Implement of regularization is to simply, add a term to our loss function that penalizes for large weights. The most common regularization technique is called L1/L2 regularization.
L1 regularization is the sum of the absolute values of all weights in the model.
Here, We are calculating a sum of the absolute values of all of the weights. These weights can be positive or negative they can be through a whole wide range of things. We sum up all the weights and multiply them by a value called alpha which you have to tell it “how big of an effect you want the L1 to have alpha”.
It tries to shrink error as much as possible if you’re adding the sum of the weights onto that error it’s going to shrink those weights because that’s just an additive property of the weights so it tries to shrink the weights down. We’re taking the absolute values of that because if we didn’t take the absolute value and try to push all the weights to negative numbers and that would really be bad.
The most popular regularization is L2 regularization, which is the sum of squares of all weights in the model.
Let’s break down L2 regularization. We have our loss function, now we add the sum of the squared norms from our weight matrices and multiply this by a constant. This constant here is going to be denoted by lambda. This lambda here is called the regularization parameter and this is another hyperparameter that we’ll have to choose and then test in tune in order to assign the correct number for our specific model.
If we set lambda to be a relatively large number then it would incentivize the model to set the weight close to 0 because the objective of SGD is to minimize the loss function and remember our original loss function is now being summed with the sum of the squared matrix norms.
If lambda is large then this would continue to stay relatively large and if we’re multiplying that by this sum then that product may be relatively large depending on how large our weights are. then our model is incentivized to make these weights small so that the value of the overall function stays relatively small in order to meet the objective of minimizing the loss intuitively.
So now that we have a general idea about regularization let’s see how we can add it to our model. So we’re going to start looking at how l1 and l2 are implemented in a simple PyTorch model.
In PyTorch, we could implement regularization pretty easily by adding a term to the loss.
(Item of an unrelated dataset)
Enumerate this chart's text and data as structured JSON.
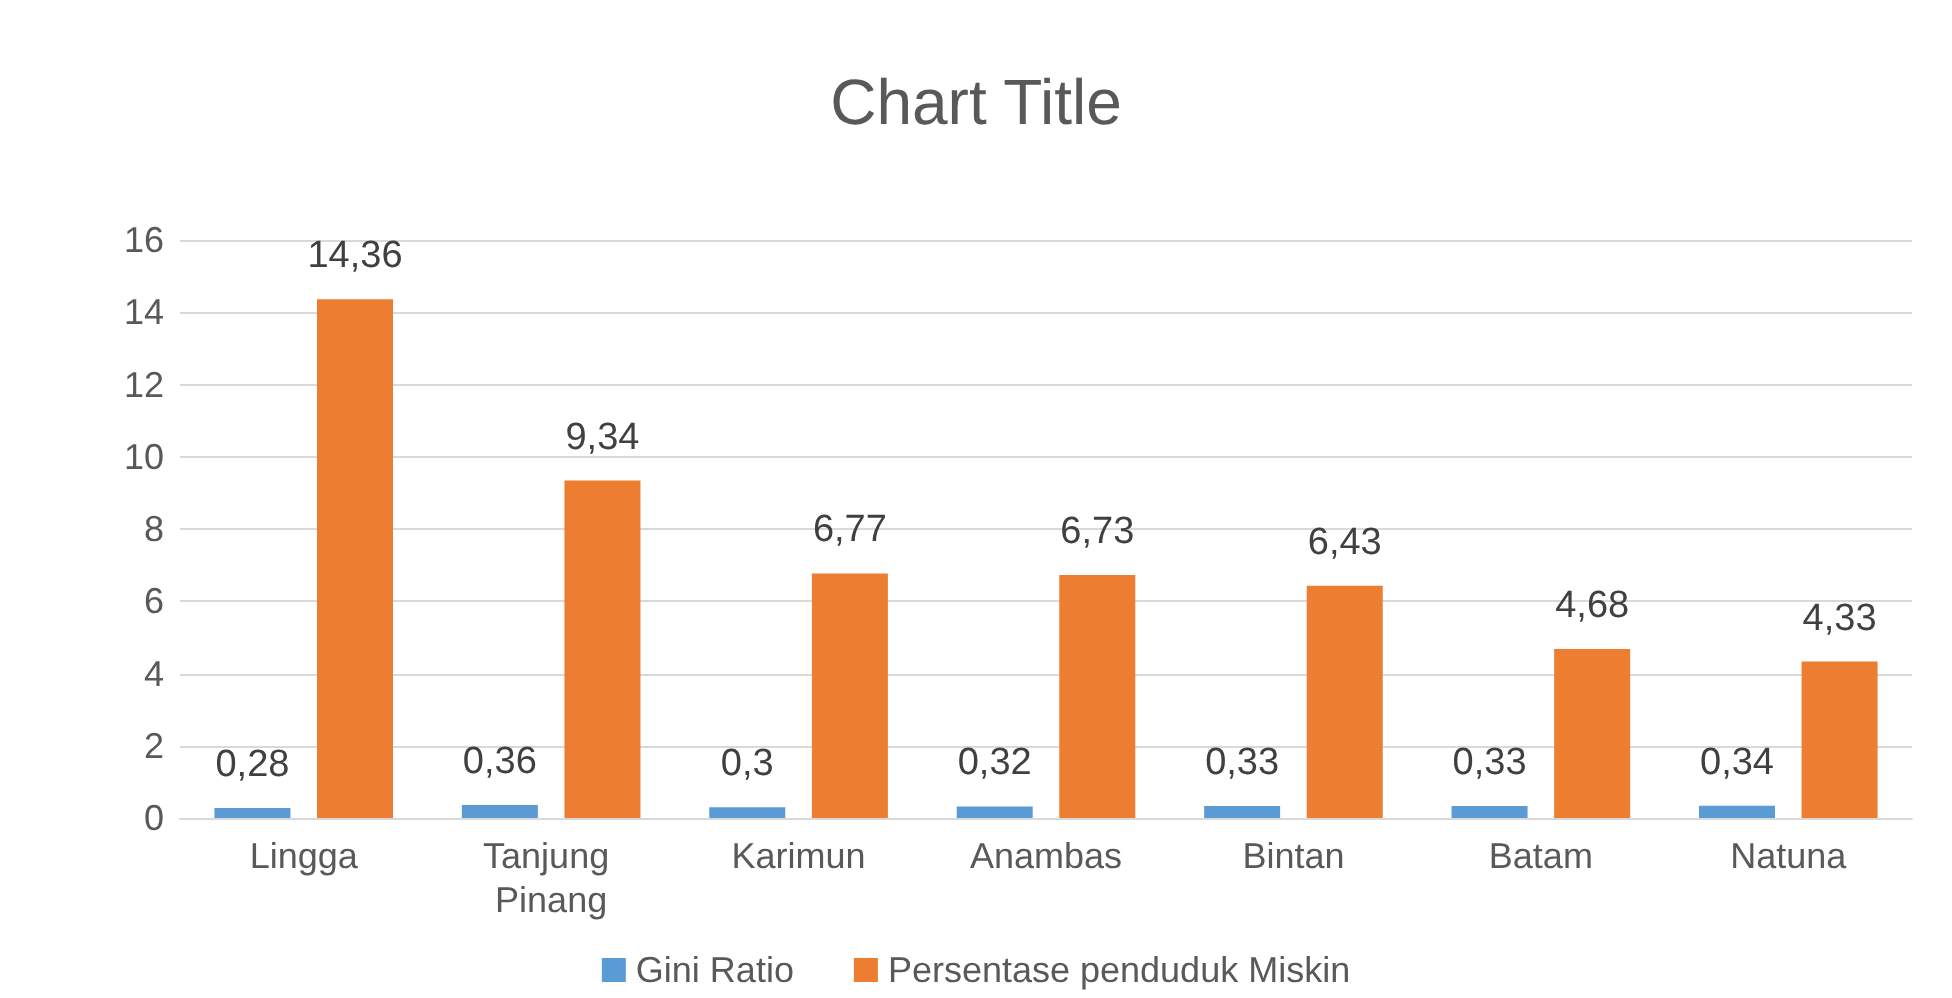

After computing the loss, whatever the loss function is, we can iterate the parameters of the model, sum their respective square (for L2) or abs (for L1), and backpropagate:
print('\nEpoch : %d'%epoch)
for data in tqdm(trainloader):
#Replaces pow(2.0) with abs() for L1 regularization
l2_lambda = 0.001
l2_norm = sum(p.pow(2.0).sum()
for p in model.parameters())
loss = loss + l2_lambda * l2_norm
running_loss += loss.item()
_, predicted = outputs.max(1)
total += labels.size(0)
correct += predicted.eq(labels).sum().item()
print('Train Loss: %.3f | Accuracy: %.3f'%(train_loss,accu))
Adding L2 regularization to the loss function is equivalent to decreasing each weight by an amount proportional to its current value during the optimization step.L2 regularization is also referred to as weight decay.
The SGD optimizer in PyTorch already has a weight_decay parameter that corresponds to 2 * lambda, and it directly performs weight decay during the update as described previously. It is fully equivalent to adding the L2 norm of weights to the loss, without the need for accumulating terms in the loss and involving autograd. Note that weight decay applies to all parameters of the network, such as biases.